Feed Rice the ball: It's important to get the ball to running back Ray Rice, whether handing it off or throwing it to him in space. If you don't believe me, look at the numbers. In Rice’s career, the Ravens are 23-3 when Rice has at least 25 touches and 30-24 when he is active and does not, according to ESPN Stats & Information. When you factor in Rice's 102 yards on 33 touches Sunday, Baltimore has won 20 straight games when he has at least 25 touches. The Ravens have to be careful not to wear down Rice because he's dealing with a hip injury. But you've seen flashes of Rice bouncing back into form, especially in the red zone. He reached the end zone twice Sunday, and if you needed another number favoring him, the Ravens are 22-5 when he scores a rushing touchdown.
Showstoppers: The Ravens' defense is becoming one of the game's top finishers. That is, when it comes to stopping drives or closing out games. On Sunday, the Ravens allowed yards on just three of the Dolphins' pass plays in the fourth quarter. They sacked Ryan Tannehill on four of those 15 dropbacks, including three by linebacker Terrell Suggs, and all four came while rushing just four linemen, according to ESPN Stats & Information. Entering the game the Ravens were tied for sixth on third-down defense, and they were even better against the Dolphins, allowing Miami to convert just 3 of 16 third downs (a season-best 19 percent).
Unexpected contribution: With only three healthy wide receivers, the Ravens needed someone to step up. No one believed it was going to be tight end Ed Dickson and wide receiver Tandon Doss. Both had more receiving yards Sunday than in the first four weeks combined. Dickson caught both passes thrown his way for 51 yards, which is 26 more total yards than he had in the first four games. Doss had three receptions for 58 yards, which was 11 more yards than he'd had.

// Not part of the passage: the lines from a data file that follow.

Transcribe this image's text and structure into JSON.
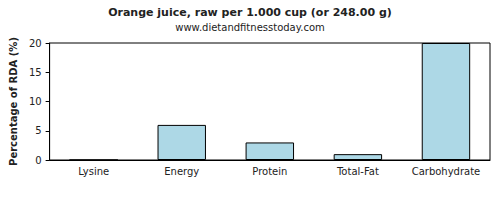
{
  "chart_data": {
    "type": "bar",
    "title": "Orange juice, raw per 1.000 cup (or 248.00 g)",
    "subtitle": "www.dietandfitnesstoday.com",
    "y_label": "Percentage of RDA (%)",
    "categories": [
      "Lysine",
      "Energy",
      "Protein",
      "Total-Fat",
      "Carbohydrate"
    ],
    "values": [
      0,
      6,
      3,
      1,
      20
    ],
    "color": "#add8e6",
    "ylim": [
      0,
      20
    ],
    "yticks": [
      0,
      5,
      10,
      15,
      20
    ],
    "grid": false
  }
}
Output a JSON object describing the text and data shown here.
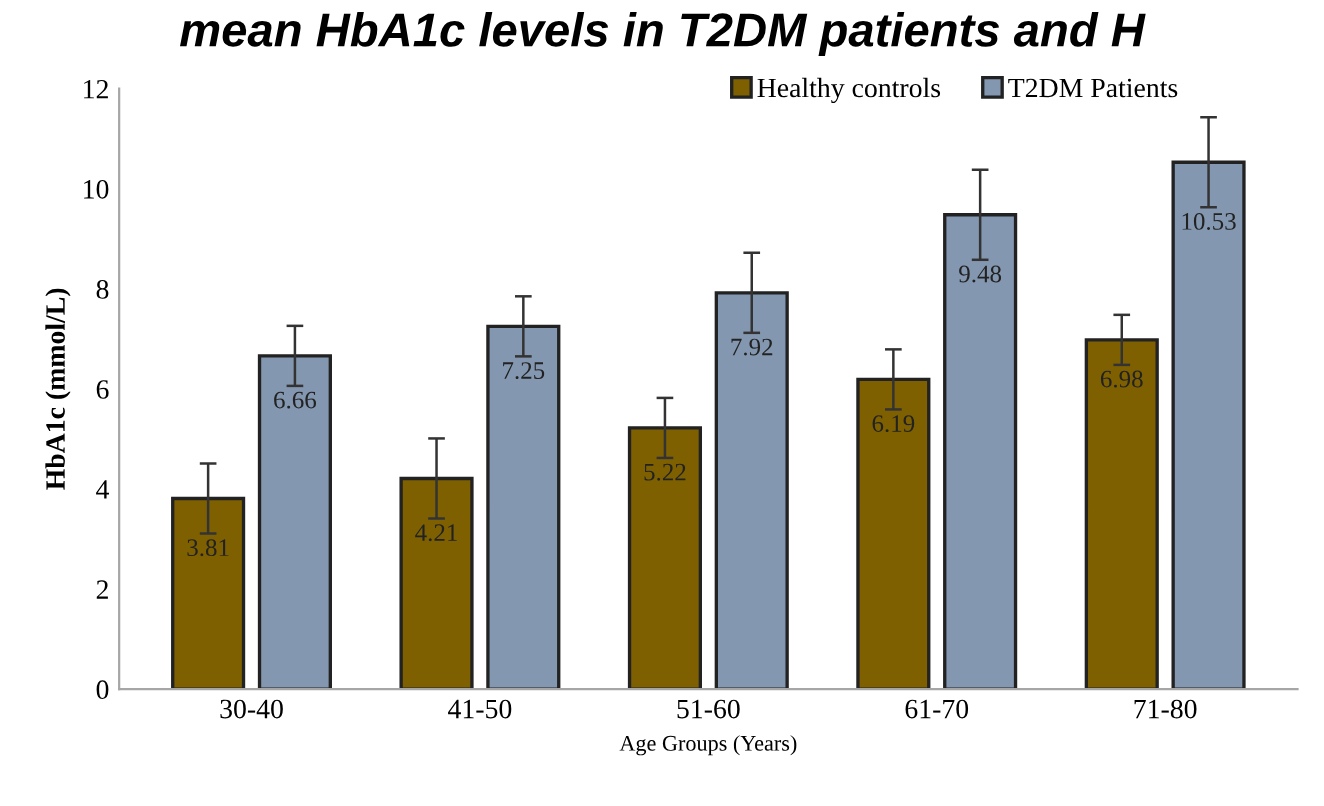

Going to the extreme: Much of the talk was about the Ravens' commitment to the running game. But it shouldn't be overlooked that Baltimore's defense was committed to stopping the run. Baltimore held the Dolphins to 22 yards rushing, the fourth-fewest ever allowed in Ravens history and the fewest in seven years. The Dolphins basically gave up on trying to run the ball. Miami attempted two runs in the second half -- sound familiar, Ravens? -- and finished with 11 rush attempts. This is quite a turnaround for the Ravens, who gave up 203 yards to Buffalo a week ago.